Su garganta se movió con fuerza un par de veces y, con voz profunda, dijo: —Andrea.
—¿Qué quieres? —Andrea levantó la cabeza: —¿Qué pasa?
La voz de Salvador temblaba, sus manos también. Todo su cuerpo hervía con una emoción incontrolable.
Ella era la chica que le gustaba desde que era niño, tan hermosa, con unos ojos tan brillantes, que realmente se parecía a la luna en el cielo.
—¿Quizás... podrías darme un beso? —El corazón de Salvador, a sus dieciocho años, latía con tanta fuerza que parecía que se le saldría del pecho. Estaba totalmente descontrolado.
Andrea se quedó paralizada.
Al verla así, Salvador entendió que se había precipitado, que la había asustado.
El joven se reprochó a sí mismo.
Había sido... demasiado torpe.
Mientras más se quiere a alguien, más fácil es sentirse inseguro y temer cometer errores.

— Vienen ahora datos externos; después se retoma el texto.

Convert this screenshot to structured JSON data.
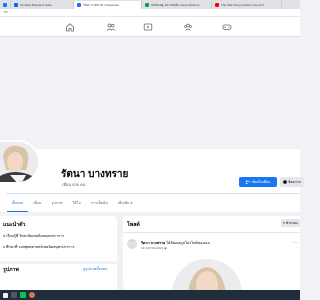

A los dieciocho años, Salvador ni siquiera se atrevía a abrazarla con fuerza, por miedo a que se rompiera con un simple contacto, y también temía ser demasiado atrevido y que ella lo rechazara.
En la noche silenciosa, la luz fría de la luna caía sobre los hombros de ambos.
Sus ojos brillaban como estrellas, su rostro tranquilo se alzaba hacia él... y de pronto se puso de pie, se inclinó y posó suavemente sus labios en la mejilla del joven.
Salvador se quedó completamente rígido, con los ojos bien abiertos.